Last week I was fixing a soft-delete bug in our own platform.
The bug was a small logic error in how deletions were being propagated through our data layer. Nothing dramatic. I paired with my AI coding assistant to think through the fix.
It came back with a clean, plausible proposal. Remove the delete trigger from the base table, add a different kind of trigger on the view that sits in front of it, route everything through a helper function. Clean architecture. Elegant. Would have fixed the bug.
Something felt off. I asked one specific question: "Would this change affect row-level security?"
The assistant thought about it. Then it replied:
"Good catch. My earlier proposal would have bypassed row-level security - the helper function runs with elevated privileges, so it would have executed without the invoker's security context. Here's the corrected plan..."
So: the fix would have worked for the bug. It would have also silently disabled access control on every delete in our database. The safeguard that stops a user from deleting a record they shouldn't touch - gone. Not visibly. Nothing in the UI would have changed. Our integration tests would have caught it eventually - but "eventually, after a PR is merged" is a very different safety net from "structurally impossible to ship".
The only reason I spotted it in real time is that I knew enough about our security model to ask the one question that mattered.
The non-expert doesn't ask the question
If I'd been new to the codebase, or a business analyst assembling an app with AI help, or an engineer trained on a different stack - I would have accepted that proposal. It looks reasonable. It fixes the bug. There's no warning sign.
The AI wasn't wrong about how to fix the bug. It just wasn't thinking about the thing it wasn't asked about. That's the failure mode of every AI coding assistant I've used - not a specific vendor, not a specific tool. They optimise for the local problem. Cross-cutting guarantees live outside their attention unless you raise them.
This is fine for a weekend project. It is structurally dangerous for anything that holds data your business cares about.
The usual response isn't good enough
"So review more carefully. Write more tests."
Yes. And - that's an answer that only works on teams with deep expertise in the specific platform they're working on. Enterprise software gets built by teams that rotate, get distracted, include junior folks, come and go. "Be more careful" isn't a design principle. It's a hope.
The real fix is to build your platform so security isn't something a code change can accidentally turn off.
- If your permissions are scattered across application code, any refactor that touches that code can silently rewrite who can see what.
- If your audit trail is a logging decorator on some methods, deleting the decorator deletes the audit trail.
- If your multi-tenancy is a
WHERE tenant_id = ?in your queries, any query missing that clause is a tenant leak. - If your row-level security is a pair of triggers, swapping one for an "equivalent" function - as the AI suggested to me - can remove the protection without anyone writing the words "remove security".

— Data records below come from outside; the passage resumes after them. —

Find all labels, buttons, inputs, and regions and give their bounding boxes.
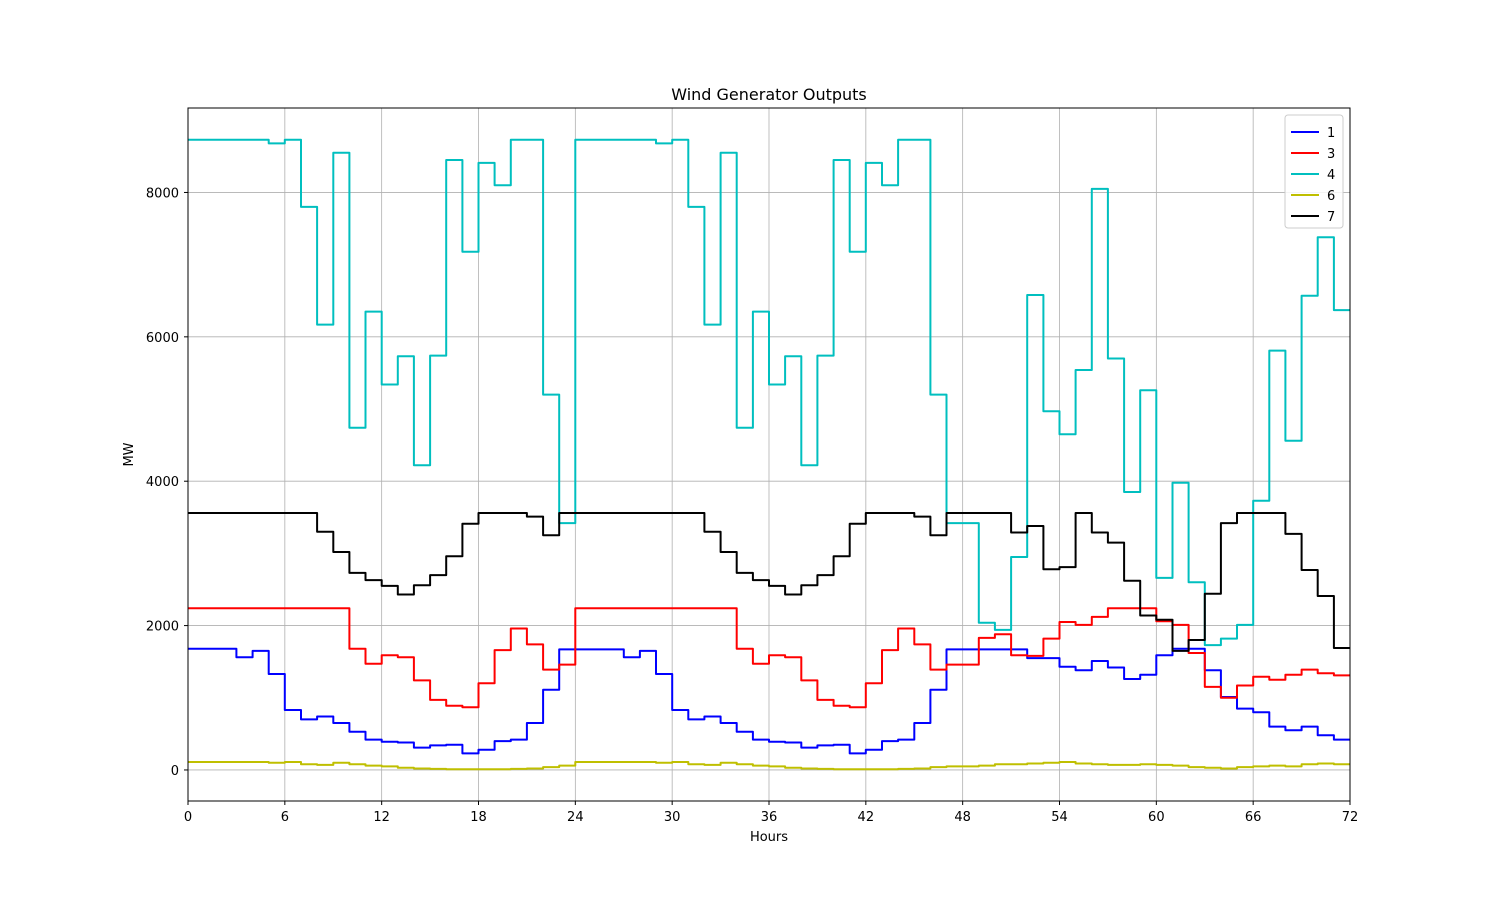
x-tick-label: 18 xyxy=(470,810,487,825)
x-axis-label: Hours xyxy=(750,830,788,845)
plot-area xyxy=(188,138,1350,771)
y-tick-label: 0 xyxy=(171,764,179,779)
x-tick-label: 66 xyxy=(1245,810,1262,825)
series-line-1 xyxy=(188,647,1350,755)
legend-entry-4: 4 xyxy=(1327,168,1335,183)
x-tick-label: 48 xyxy=(954,810,971,825)
x-tick-label: 12 xyxy=(373,810,390,825)
x-tick-label: 0 xyxy=(184,810,192,825)
x-tick-label: 24 xyxy=(567,810,584,825)
y-tick-label: 6000 xyxy=(146,331,179,346)
legend-entry-6: 6 xyxy=(1327,189,1335,204)
series-line-7 xyxy=(188,512,1350,652)
legend-entry-1: 1 xyxy=(1327,126,1335,141)
series-line-4 xyxy=(188,138,1350,647)
legend: 1 3 4 6 7 xyxy=(1284,114,1344,229)
y-tick-label: 2000 xyxy=(146,620,179,635)
x-tick-label: 30 xyxy=(664,810,681,825)
x-tick-label: 72 xyxy=(1342,810,1359,825)
series-line-6 xyxy=(188,761,1350,771)
x-tick-label: 6 xyxy=(281,810,289,825)
x-tick-label: 36 xyxy=(761,810,778,825)
legend-box xyxy=(1284,114,1344,229)
legend-entry-3: 3 xyxy=(1327,147,1335,162)
series-line-3 xyxy=(188,607,1350,709)
x-tick-label: 42 xyxy=(858,810,875,825)
axes-ticks: 0 6 12 18 24 30 36 42 48 54 60 66 72 0 2000 4000 6000 800… xyxy=(146,186,1358,825)
chart-title: Wind Generator Outputs xyxy=(671,85,867,104)
x-tick-label: 60 xyxy=(1148,810,1165,825)
x-tick-label: 54 xyxy=(1051,810,1068,825)
legend-entry-7: 7 xyxy=(1327,210,1335,225)
y-tick-label: 4000 xyxy=(146,475,179,490)
y-axis-label: MW xyxy=(122,442,137,466)
y-tick-label: 8000 xyxy=(146,186,179,201)
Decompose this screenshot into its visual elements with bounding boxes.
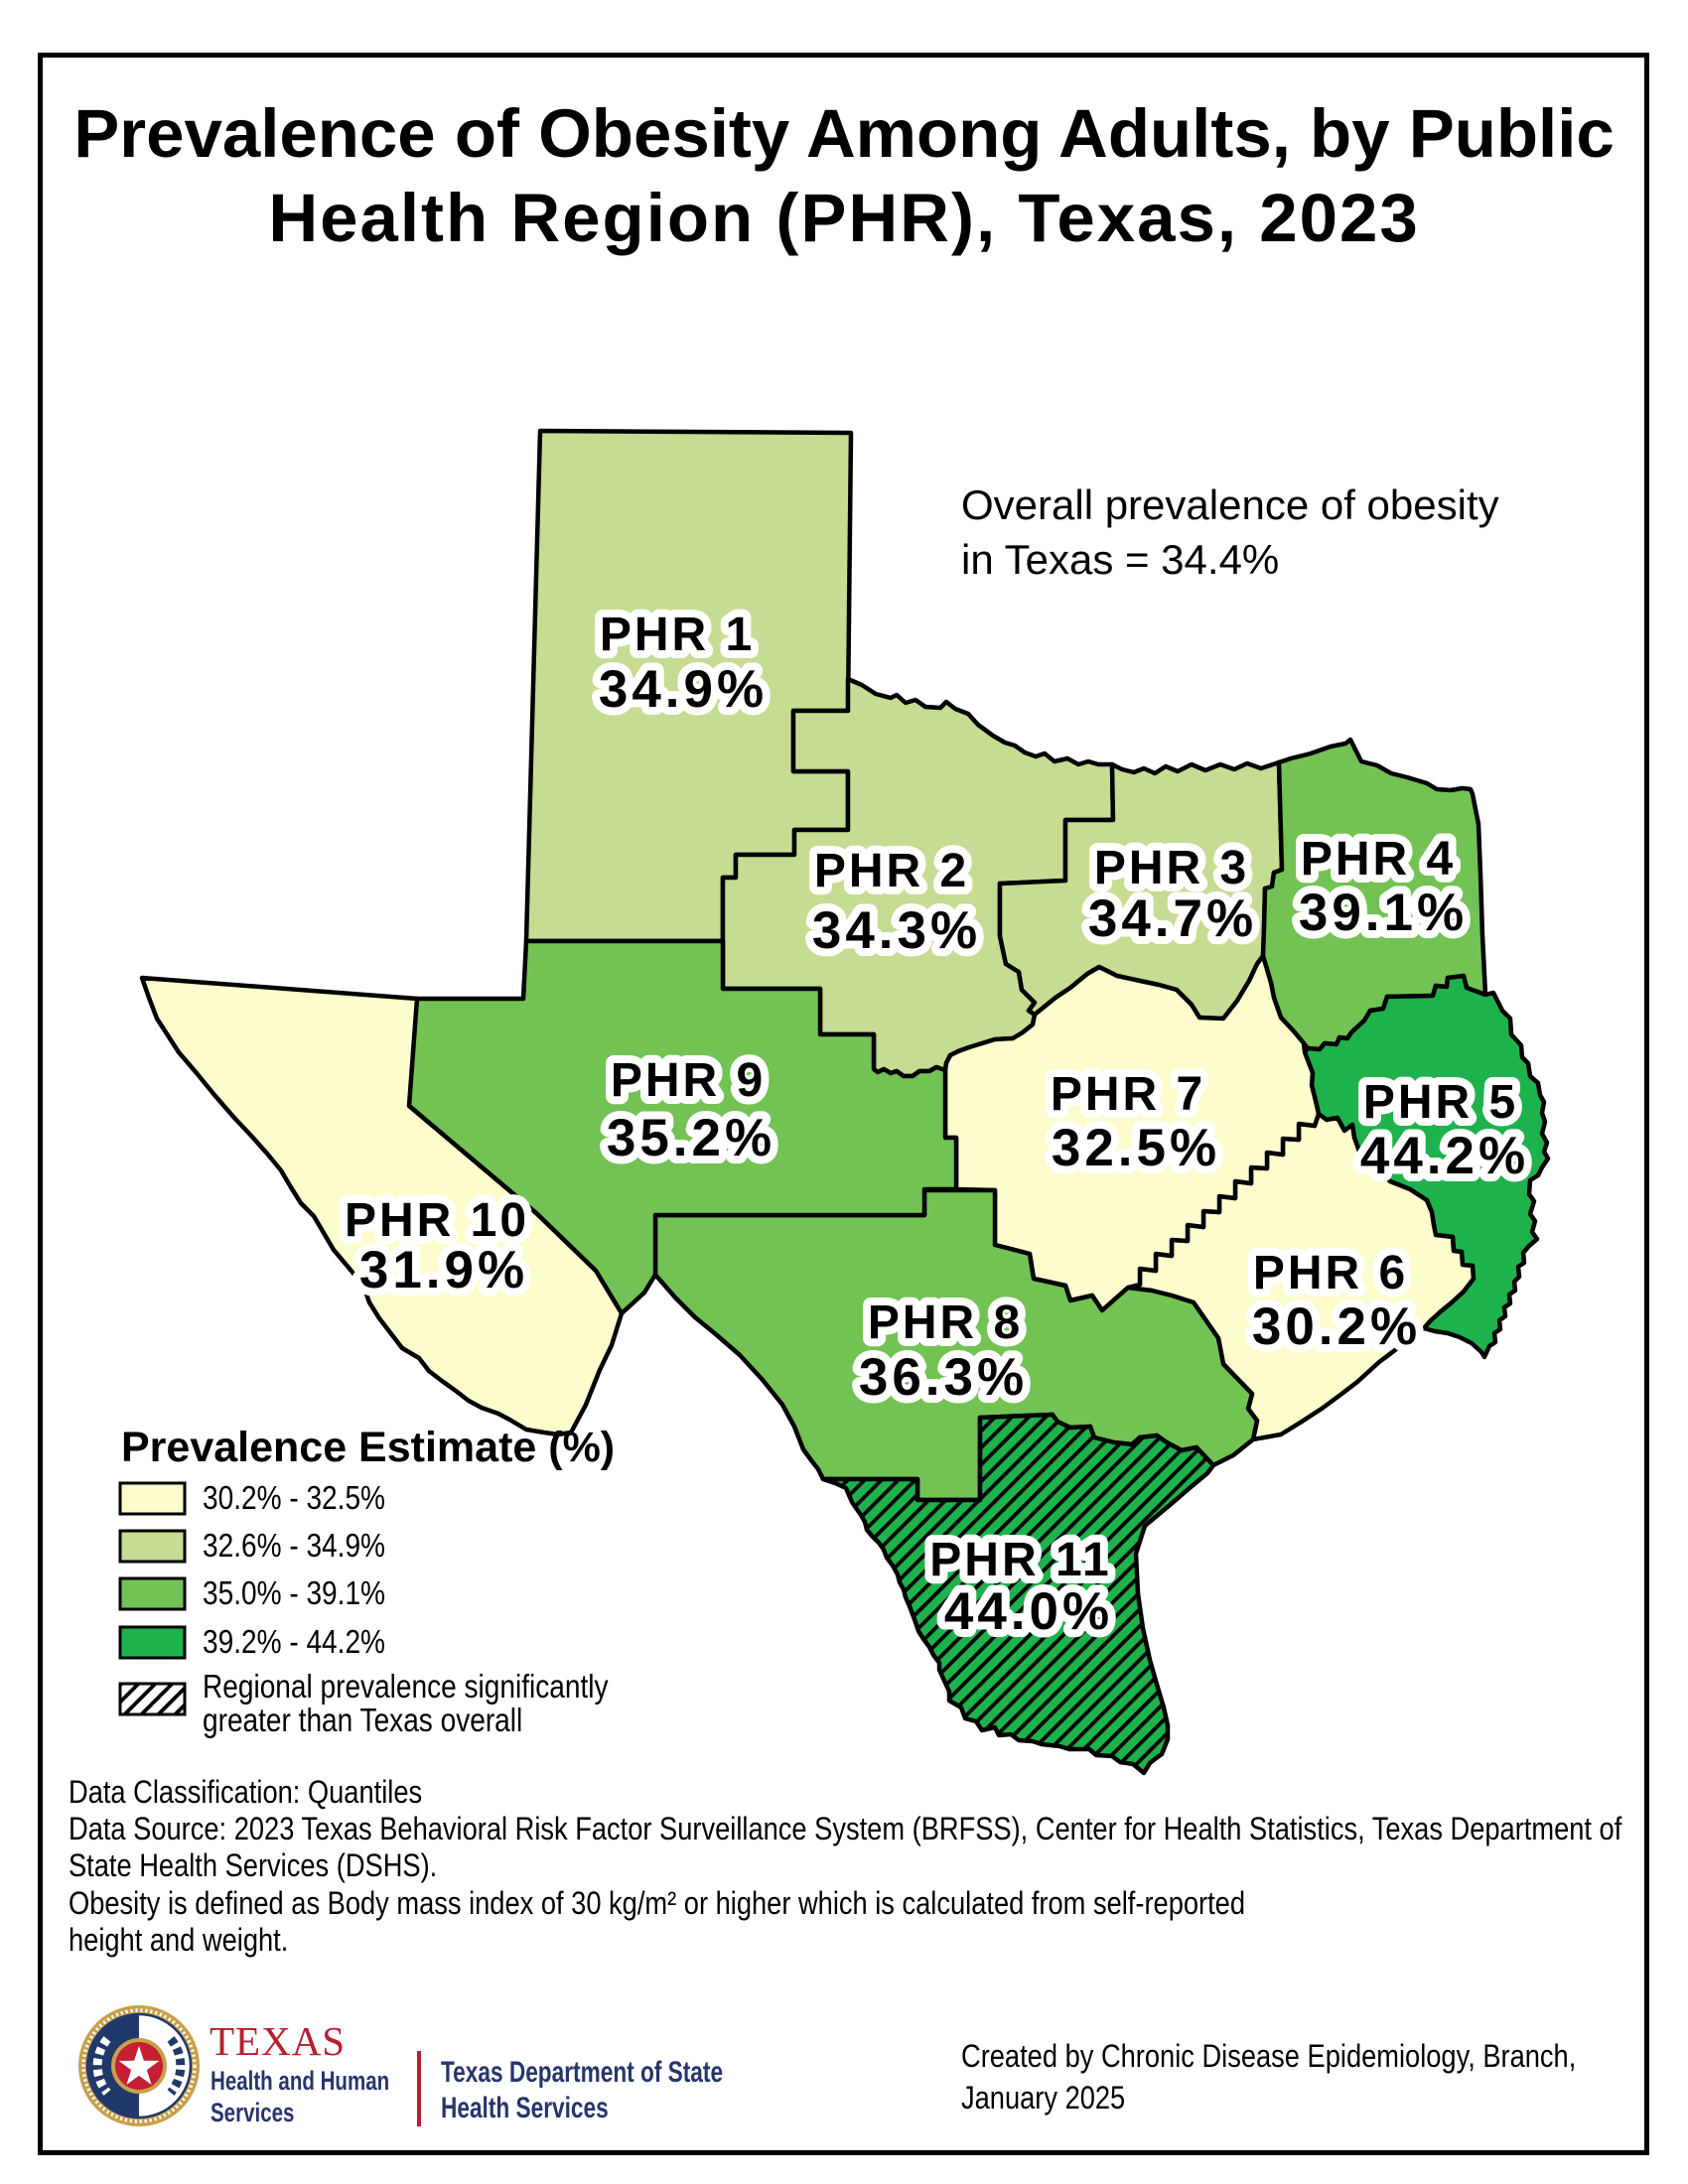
svg-text:PHR 1: PHR 1 (600, 609, 755, 661)
svg-text:PHR 3: PHR 3 (1094, 842, 1249, 894)
svg-text:PHR 6: PHR 6 (1253, 1247, 1408, 1299)
svg-text:PHR 5: PHR 5 (1363, 1076, 1518, 1129)
svg-text:39.1%: 39.1% (1299, 884, 1468, 942)
svg-text:31.9%: 31.9% (359, 1241, 528, 1299)
svg-text:36.3%: 36.3% (859, 1348, 1028, 1407)
svg-text:PHR 10: PHR 10 (345, 1194, 529, 1247)
svg-text:PHR 2: PHR 2 (814, 845, 969, 897)
svg-text:34.7%: 34.7% (1088, 889, 1257, 948)
svg-text:32.5%: 32.5% (1052, 1119, 1220, 1177)
svg-text:35.2%: 35.2% (607, 1109, 775, 1167)
svg-text:PHR 9: PHR 9 (611, 1054, 766, 1107)
svg-text:34.3%: 34.3% (812, 901, 981, 960)
svg-text:PHR 4: PHR 4 (1301, 833, 1456, 886)
svg-text:30.2%: 30.2% (1252, 1297, 1421, 1356)
svg-text:PHR 7: PHR 7 (1051, 1068, 1205, 1121)
svg-text:44.0%: 44.0% (944, 1582, 1113, 1641)
svg-text:PHR 8: PHR 8 (868, 1297, 1023, 1349)
svg-text:PHR 11: PHR 11 (929, 1534, 1111, 1586)
svg-text:34.9%: 34.9% (599, 660, 768, 719)
svg-text:44.2%: 44.2% (1360, 1127, 1529, 1185)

In each case, security lives at the layer where code changes happen. So code changes can - and eventually will - disable it.
The alternative is to move security below application code. Into structure. Into configuration. Into database policies the AI can see the shape of but can't meaningfully rewrite without visibly overriding the platform itself.
How xMS is built around this
That's the whole design principle.
- Permissions aren't code - they're a matrix. The matrix compiles down into database policies, but the matrix is the source of truth. An AI helping build your app can't refactor away your delete security, because there isn't a piece of code to refactor. There's a cell in a matrix, and that cell is what's enforced.
- Audit trails aren't a logging decorator - they're structural, generated on every row change automatically. You can't accidentally remove them; there's no "remove them" code path to accidentally touch.
- Multi-tenancy isn't a
WHEREclause - it's a PostgreSQL row-level security policy applied to every query at the database layer. Not forgettable, not bypassable by a query that forgot to include a filter.
We catch the near-misses in our own codebase because we wrote the platform and we know where the tripwires are. Most teams don't have that privilege. xMS moves the tripwires into the platform so that our customers can't trip over them, regardless of who - or what - is writing the code.
Why this matters if you're vibe coding for enterprise
Vibe coding is a real productivity multiplier. We use AI assistants constantly; most of this blog is written with one at my elbow. We're not in the business of telling you to stop.
We're in the business of saying: when the thing you're building has to be secure - when regulators will inspect it, when users' personal data lives in it, when one wrong delete breaks your audit trail - the right layer to put the guardrails is below the code the AI is writing.
Vibe coding gives you speed.
Vibe coding with guardrails gives you speed and the security model you thought you were deploying.
One question from one experienced engineer caught the near-miss in our codebase.
One question from one engineer is not a security model. The platform is.